I’m someone who sets pretty high standards for myself.
And I try to juggle many parts of my life, as anyone does: work, hobbies, friends, family, and also for me, learning. And when I can’t keep those in balance, because work picks up, or my personal life gets hard, then it’s very easy for me to fall.
Have you ever felt like that?
So I was editing the episode I actually wanted to come out this week, and I was struggling because it was just not moving as fast as I wanted it to. I have to prioritize putting in more hours at my job this week. I am prioritizing the people in my life I care about who I want to help. And also, I need to prioritize my own sanity. So there were days that I was so tired, I couldn’t work on the podcast. Or I could only work on it for a bit. And so Thursday, I had to make a decision.
There is a lot I’ve learned to manage my stress. But also I have to relearn those lessons, or add to them.
And the biggest thing is learning how to live side by side with that stress and anxiety. And make my expectations for myself match the present moment.
I think, as a generation, we are pretty entrepreneurial. And sometimes it feels the weight of the world is on our shoulders. But we will live another day if we don’t complete everything exactly how we pictured we would, in order to take care of ourselves.
I’m having to contend with that with work, and outside of work. To be honest, even uploading this episode with barely any audio editing is making me feel sick, because I know I could’ve made it sound so much better. But hopefully reflecting on that moment as it was happening feels real to you. It did for me.
I asked myself, what will really happen if I don’t upload Friday? Or if I don’t upload how I want? No one is going to die, especially not me. The world is not going to stop. And that put a lot in perspective. And I ended up recording this unscripted episode because it felt right, not because I felt like I had to.

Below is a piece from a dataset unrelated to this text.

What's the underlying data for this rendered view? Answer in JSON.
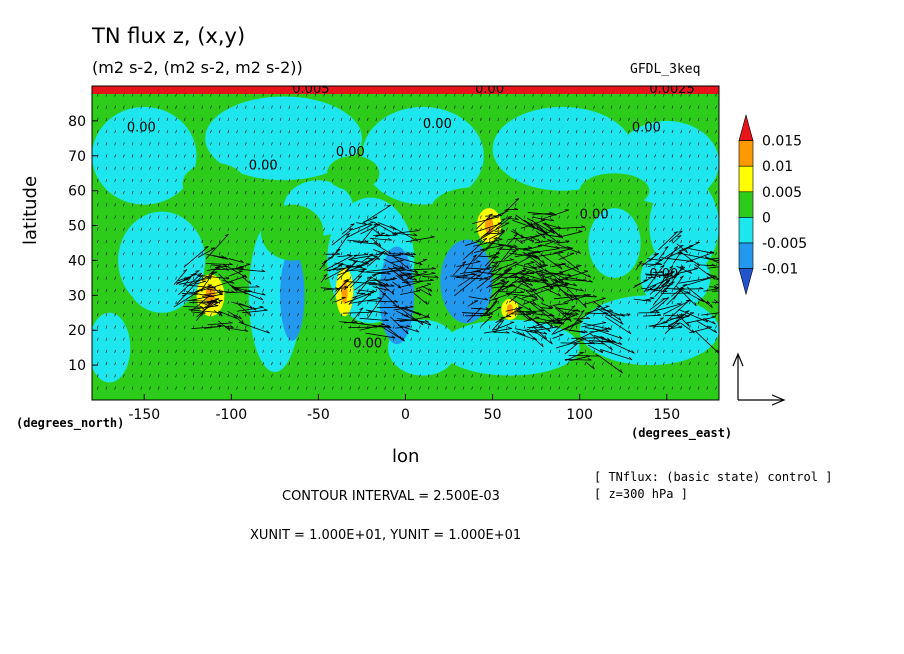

When we are managing our adult lives, there is a lot to handle. Sometimes it can get too much. But you are not any less for needing to take a step back, and survive. For trying your best, even if your idea of “your best” doesn’t match with what you’re realistically producing. Because we have to be realistic, and honest, and also gentle with ourselves. And that, is actually and truly, the standard we should be striving towards.